The Harley-Davidson Electra Glide Sport (FLHS) debuted in 1977 as a basic, low cost version of the venerable Electra Glide. With a stock 74 cubic inch Shovelhead engine, the late-70’s FLHS had no windshield, saddle bags or luggage racks. According to Rick Conner’s Harley-Davidson Data Book . The FLHS first appeared as a limited edition, one-year-only version of the FLH.
Whether or not the factory’s original intent was to limit production to one year only, the model continued into the next year at least, as evidenced by H-D’s own 1999 calendar which shows a 1978 FLHS.
After it’s initial limited production run, it is unclear whether or not there was such a thing as a 1979 FLHS. By 1980, the model was either continued or reinstated.
The 1981 version was unique in that it had dual staggered pipes, forward controls, pull-back handlebars and an FX style stepped seat. Click here for an ad for the ’81 FLHS taken from the Spring, 1981 H-D Enthusiast. Thanks to Jeff Taylor for sending the ad, along with several of the other promo pictures you see here.

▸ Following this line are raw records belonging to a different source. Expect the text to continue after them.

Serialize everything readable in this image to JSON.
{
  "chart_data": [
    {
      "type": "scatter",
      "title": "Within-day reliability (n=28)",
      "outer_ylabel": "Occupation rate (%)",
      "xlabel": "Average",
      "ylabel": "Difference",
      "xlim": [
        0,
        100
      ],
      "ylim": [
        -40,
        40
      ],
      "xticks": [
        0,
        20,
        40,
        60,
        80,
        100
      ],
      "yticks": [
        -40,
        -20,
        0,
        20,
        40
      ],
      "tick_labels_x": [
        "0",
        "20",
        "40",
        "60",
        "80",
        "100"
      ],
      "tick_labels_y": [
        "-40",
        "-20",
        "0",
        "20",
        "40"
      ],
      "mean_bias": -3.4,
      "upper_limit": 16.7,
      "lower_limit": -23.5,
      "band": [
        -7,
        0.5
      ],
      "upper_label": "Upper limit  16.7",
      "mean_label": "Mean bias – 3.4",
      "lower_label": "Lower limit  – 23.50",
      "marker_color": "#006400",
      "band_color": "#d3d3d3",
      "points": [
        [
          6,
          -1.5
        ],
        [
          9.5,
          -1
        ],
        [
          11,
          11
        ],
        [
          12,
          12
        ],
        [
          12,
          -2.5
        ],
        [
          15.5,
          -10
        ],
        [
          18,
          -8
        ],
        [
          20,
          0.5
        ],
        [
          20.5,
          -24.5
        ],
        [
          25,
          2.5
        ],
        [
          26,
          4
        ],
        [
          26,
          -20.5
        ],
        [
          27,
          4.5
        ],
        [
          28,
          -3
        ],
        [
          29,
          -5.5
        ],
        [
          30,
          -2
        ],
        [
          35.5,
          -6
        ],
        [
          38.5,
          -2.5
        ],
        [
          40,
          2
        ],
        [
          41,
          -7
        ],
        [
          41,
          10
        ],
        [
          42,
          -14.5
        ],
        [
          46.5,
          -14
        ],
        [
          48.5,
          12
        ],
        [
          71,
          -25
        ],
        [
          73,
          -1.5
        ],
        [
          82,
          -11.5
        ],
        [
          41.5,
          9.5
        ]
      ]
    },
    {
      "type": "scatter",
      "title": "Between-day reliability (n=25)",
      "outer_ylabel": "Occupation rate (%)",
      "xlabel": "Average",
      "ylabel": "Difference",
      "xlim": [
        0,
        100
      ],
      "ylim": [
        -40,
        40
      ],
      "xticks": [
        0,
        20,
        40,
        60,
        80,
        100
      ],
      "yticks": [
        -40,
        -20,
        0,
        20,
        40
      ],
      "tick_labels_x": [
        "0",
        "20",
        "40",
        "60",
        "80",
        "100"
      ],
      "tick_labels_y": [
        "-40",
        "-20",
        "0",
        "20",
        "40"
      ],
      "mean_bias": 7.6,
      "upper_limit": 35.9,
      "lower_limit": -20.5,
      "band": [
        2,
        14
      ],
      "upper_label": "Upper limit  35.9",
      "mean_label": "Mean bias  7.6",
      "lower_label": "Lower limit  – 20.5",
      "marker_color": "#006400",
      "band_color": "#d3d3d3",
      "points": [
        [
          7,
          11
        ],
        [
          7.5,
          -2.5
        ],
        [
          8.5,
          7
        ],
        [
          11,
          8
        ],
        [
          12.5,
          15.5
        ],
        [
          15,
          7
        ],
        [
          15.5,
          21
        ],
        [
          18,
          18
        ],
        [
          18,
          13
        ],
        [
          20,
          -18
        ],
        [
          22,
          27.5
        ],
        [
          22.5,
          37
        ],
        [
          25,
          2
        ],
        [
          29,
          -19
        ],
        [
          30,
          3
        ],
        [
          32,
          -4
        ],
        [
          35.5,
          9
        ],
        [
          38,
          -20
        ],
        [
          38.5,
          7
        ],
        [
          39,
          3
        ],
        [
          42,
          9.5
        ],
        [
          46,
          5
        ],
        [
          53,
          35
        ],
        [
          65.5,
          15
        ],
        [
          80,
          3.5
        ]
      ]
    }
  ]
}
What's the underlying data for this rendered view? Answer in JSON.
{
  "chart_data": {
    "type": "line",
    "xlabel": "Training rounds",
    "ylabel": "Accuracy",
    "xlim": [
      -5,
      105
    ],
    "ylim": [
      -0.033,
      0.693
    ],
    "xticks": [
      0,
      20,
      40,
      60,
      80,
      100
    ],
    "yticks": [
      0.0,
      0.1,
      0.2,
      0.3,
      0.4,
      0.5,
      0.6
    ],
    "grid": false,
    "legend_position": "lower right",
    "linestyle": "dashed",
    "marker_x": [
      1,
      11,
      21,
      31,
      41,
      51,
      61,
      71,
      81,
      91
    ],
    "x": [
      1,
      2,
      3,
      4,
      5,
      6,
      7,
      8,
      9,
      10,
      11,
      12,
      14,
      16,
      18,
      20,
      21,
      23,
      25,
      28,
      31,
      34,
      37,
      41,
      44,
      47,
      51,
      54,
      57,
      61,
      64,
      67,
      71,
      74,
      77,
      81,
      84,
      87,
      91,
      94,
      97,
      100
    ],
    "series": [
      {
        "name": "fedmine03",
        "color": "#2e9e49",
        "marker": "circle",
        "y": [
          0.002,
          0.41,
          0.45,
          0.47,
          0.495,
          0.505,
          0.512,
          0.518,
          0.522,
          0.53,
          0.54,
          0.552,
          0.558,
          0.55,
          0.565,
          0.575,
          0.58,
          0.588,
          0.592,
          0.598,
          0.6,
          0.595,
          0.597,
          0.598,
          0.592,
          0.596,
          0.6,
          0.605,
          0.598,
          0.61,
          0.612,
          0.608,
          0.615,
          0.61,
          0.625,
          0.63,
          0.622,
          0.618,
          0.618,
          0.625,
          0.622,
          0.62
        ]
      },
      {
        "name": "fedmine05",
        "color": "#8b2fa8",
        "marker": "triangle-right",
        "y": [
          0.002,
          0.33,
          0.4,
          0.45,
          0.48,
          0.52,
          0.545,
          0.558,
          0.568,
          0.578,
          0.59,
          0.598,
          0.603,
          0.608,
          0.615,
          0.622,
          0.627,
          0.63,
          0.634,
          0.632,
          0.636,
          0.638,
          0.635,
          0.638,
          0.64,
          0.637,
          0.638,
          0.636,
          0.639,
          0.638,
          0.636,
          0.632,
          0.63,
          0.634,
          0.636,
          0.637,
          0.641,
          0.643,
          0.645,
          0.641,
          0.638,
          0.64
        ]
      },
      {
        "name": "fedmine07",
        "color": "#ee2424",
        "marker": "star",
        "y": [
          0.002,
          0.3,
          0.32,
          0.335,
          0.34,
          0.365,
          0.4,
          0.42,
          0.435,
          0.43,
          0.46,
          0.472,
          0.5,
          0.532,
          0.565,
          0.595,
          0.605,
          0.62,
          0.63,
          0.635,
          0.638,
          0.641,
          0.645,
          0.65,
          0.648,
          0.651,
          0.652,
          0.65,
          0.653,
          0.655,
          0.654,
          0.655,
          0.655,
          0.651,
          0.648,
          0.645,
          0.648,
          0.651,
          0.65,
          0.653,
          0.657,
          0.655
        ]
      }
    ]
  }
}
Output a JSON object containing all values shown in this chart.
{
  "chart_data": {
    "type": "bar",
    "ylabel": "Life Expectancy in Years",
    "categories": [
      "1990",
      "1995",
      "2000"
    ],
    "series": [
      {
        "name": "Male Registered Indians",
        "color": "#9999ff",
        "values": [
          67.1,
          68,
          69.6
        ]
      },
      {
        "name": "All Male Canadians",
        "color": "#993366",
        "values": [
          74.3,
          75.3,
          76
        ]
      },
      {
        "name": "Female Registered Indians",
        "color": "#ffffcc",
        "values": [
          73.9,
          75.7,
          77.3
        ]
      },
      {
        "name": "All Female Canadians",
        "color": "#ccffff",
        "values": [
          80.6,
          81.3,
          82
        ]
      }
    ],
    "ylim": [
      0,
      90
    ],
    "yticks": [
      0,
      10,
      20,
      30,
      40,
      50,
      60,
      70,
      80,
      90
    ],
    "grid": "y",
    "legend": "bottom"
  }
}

By 1982, the FLHS was back to saddlebags, floorboards, standard FLH seats and standard cross-over headers, making the ’81 FLHS a rare and unique ride.
In 1987, a third version of the Electra Glide Sport was introduced with an 80 cubic inch Evolution engine, saddlebags and a luggage rack. Where the FLHS differed from the rest of the Electra glide line was in its use of a windshield instead of the fairing used on all other FLHs. Also, the FLHS had no tour pack. This model was basically a civilian version of Harley’s Police Electra Glide, the FLHTP.
In the early 1990s, as Harley opted toward more chrome on it’s models, the FLHS remained chrome less, further setting it off from the rest of the Electra Glide line. From 1987 until 1993, the FLHS was Harley’s only classic/retro, pseudo-50’s-60’s style, swing-arm-suspension touring bike.
In 1993, the last model year for the FLHS Electra Glide Sport, the battery was moved from the right side to under the seat on all FLH models. This and the fact that the oil reservoir was moved to under the transmission increased the saddlebag capacity by 15% and streamlined the right side of the bike. In 1994, the model was re-vamped as the Roadking (FLHR). Changes from ’93 FLHS to ’94 FLHR:
Chrome primary, rocker box covers, cam cover and transmission cover
New, retro-style chrome headlight housing
Speedometer and dash moved from fork/handlebar assembly to gas tank
Elimination of tachometer
Wrinkle black engine paint
Lost Electra Glide name
New seat with Fatboy style passenger perch
Wider, Fatboy style handlebars
Elimination of stock passenger back-rest and luggage rack assembly, which became additional cost options with the Roadking
Elimination of luggage rack base and relocation of rear seat bolt attachment point from base to top of rear fender
$1,775 higher MSRP
Otherwise, the older Electra Glide Sport shares the same rubber mounted engine and exact same beefed-up FXR-style frame as the ’94-’96 Roadking, in addition to being the precursor to the Roadking’s retro styling.
Note: In 1997, all FLH models received a redesigned, lowered-seat-height frame. While not visibly obvious, this change becomes an advantage when in the saddle, especially for riders of not-tall stature who wish to put both feet flat on the ground when stopped. In 1999, all FLH models received the new 88-inch Twin Cam motor, which did not require any major frame redesign.
Today the FLHS is a thing of the past, squeezed out by the high end (and high dollar) Road King. The budget end of Harley’s Electra Glide line has been replaced with the Electra Glide Standard (FLHT), a fairing equipped bike and a great value in it’s own right. But those looking to acquire a modern-day equivalent of the Electraglide Sport could do worse than to find a retired Police Roadking (FLHRP).
The carburetor models have brushed aluminum engines and can often be found with under 20,000 miles for a reasonable price in towns where they are used.